As a child I remember missing her all year, and being really excited to see her before the summer holiday. When we’d arrive in the airport she would greet us with a bag of German gummy bears. During the summer she’d bake for us, babysit us, and generally be a great grandmother.
I miss her.
My siblings and I arrived early this morning from Bahrain. It was really difficult to see my grandfather later in the morning. What do you say to a man who just lost his wife? What do you say to a man who lost his life partner of more than 76 years? There are no words to say. When I saw him I hugged him, and told him I was sorry. “I’m sorry too” he replied. It was a very difficult moment.
Just walking into my grandparent’s house knowing that she would not be there was very difficult. I was almost expecting to see her sitting in her favourite corner. I miss her.
It was the first time I attended a (protestant) Christian funeral. They are very different from ours. The service started at 3:00 pm, and was presided over by a priestess. Though I don’t have a frame of reference, I thought she did a very good job. She was very friendly, and spoke eloquently. She spoke about her life, and mentioned some of the highlights. The talk/sermon was interspersed with musical ensembles. The whole thing was a bit theatrical, but still “enjoyable.”
So many people came; a testament to how much she was loved. My sister came to the podium and read a letter she has sent her 6 month earlier. It articulated perfectly how we all felt about her. She spoke about the lovely summers of our youth, and how they played Canasta together. Her talk made me cry and cry. I don’t know if you’ll be able to read the letter, bu here it is:
After the priestess was done the gasket was carried to the grave, and gently lowered into it. She gave another short sermon there, followed by a prayer. She then tossed some dirt and flower petals into the grave.

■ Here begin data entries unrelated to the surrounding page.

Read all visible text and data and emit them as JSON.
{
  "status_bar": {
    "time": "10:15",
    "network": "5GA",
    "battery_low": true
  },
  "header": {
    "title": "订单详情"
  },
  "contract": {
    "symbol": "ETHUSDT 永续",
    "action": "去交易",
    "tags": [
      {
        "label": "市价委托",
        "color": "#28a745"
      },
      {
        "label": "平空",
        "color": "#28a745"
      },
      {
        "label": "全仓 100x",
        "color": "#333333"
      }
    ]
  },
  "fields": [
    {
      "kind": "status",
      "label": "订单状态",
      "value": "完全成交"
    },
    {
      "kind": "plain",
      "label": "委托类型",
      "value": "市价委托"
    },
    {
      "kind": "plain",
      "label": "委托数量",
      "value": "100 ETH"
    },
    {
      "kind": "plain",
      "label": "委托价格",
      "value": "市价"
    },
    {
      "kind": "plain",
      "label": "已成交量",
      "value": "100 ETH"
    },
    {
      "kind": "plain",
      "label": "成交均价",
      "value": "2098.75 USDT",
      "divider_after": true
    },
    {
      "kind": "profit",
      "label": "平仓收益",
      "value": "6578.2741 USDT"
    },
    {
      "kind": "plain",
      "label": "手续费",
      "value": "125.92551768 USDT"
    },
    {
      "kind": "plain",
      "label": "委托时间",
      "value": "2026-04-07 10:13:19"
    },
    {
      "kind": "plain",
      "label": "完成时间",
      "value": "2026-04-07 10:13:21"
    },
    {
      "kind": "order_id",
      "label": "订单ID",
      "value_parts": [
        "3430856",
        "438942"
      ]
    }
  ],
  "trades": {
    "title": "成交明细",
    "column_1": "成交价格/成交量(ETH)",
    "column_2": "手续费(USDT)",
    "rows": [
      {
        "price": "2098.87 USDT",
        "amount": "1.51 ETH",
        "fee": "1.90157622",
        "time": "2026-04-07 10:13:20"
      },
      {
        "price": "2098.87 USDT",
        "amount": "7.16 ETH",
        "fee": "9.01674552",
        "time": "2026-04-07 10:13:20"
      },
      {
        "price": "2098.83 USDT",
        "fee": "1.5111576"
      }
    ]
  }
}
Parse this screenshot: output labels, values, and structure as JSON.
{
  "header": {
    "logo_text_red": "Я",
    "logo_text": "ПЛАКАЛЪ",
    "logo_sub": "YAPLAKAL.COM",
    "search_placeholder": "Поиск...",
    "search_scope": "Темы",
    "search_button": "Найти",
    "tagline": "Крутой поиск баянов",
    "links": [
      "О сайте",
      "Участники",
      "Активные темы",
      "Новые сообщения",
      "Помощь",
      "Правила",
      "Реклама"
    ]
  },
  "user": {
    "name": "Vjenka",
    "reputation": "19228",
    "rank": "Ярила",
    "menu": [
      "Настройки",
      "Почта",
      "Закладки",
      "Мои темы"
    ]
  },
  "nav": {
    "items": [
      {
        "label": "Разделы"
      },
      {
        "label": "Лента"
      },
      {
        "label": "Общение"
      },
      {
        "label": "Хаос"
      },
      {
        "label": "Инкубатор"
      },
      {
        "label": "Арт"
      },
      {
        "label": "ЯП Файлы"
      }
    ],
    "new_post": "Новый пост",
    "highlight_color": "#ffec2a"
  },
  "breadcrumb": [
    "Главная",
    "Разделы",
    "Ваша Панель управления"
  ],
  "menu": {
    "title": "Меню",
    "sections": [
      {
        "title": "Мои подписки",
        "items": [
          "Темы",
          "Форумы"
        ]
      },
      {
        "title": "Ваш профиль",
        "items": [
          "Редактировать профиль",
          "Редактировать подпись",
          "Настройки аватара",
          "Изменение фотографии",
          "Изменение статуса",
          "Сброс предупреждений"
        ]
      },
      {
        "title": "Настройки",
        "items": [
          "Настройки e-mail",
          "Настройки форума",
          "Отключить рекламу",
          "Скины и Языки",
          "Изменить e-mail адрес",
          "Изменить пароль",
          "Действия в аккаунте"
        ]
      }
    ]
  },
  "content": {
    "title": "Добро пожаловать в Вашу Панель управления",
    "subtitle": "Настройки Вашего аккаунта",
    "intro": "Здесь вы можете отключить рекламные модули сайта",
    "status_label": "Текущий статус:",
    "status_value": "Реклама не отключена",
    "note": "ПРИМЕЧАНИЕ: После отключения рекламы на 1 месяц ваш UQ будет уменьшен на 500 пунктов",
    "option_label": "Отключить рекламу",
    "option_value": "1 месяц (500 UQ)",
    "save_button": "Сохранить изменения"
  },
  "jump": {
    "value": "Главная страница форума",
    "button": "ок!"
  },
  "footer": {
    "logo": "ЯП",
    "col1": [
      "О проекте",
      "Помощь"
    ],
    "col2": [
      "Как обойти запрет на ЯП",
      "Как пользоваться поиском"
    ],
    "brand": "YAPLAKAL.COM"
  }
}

She was followed by my 92-year old grandfather, followed by my uncle, mother, aunt, and youngest uncle. Then it was our turn – the grand kids – followed by other family and guests.
Funny, the sun was shining all day, but when the gasket was carried out the sky started to thunder. And when we stood at the grave, it started pouring. The sky was crying.
This was followed by a small reception at a local restaurant. There was so much talk about how wonderful she was, and she was. I sat next to the priestess and had a long conversation with her. I asked her tons of questions (as I often do) about her job. I hope to write a separate blog post about my conversation with her.
After the reception I spent some time in my grandparents house. I asked my uncle to take a picture of an old photograph of theirs , the one you see on this blog.
I’m now sitting with some family members in my parents house, thinking of her.
God rest your soul Oma Liesel.
Thanks for reading and talk to you soon.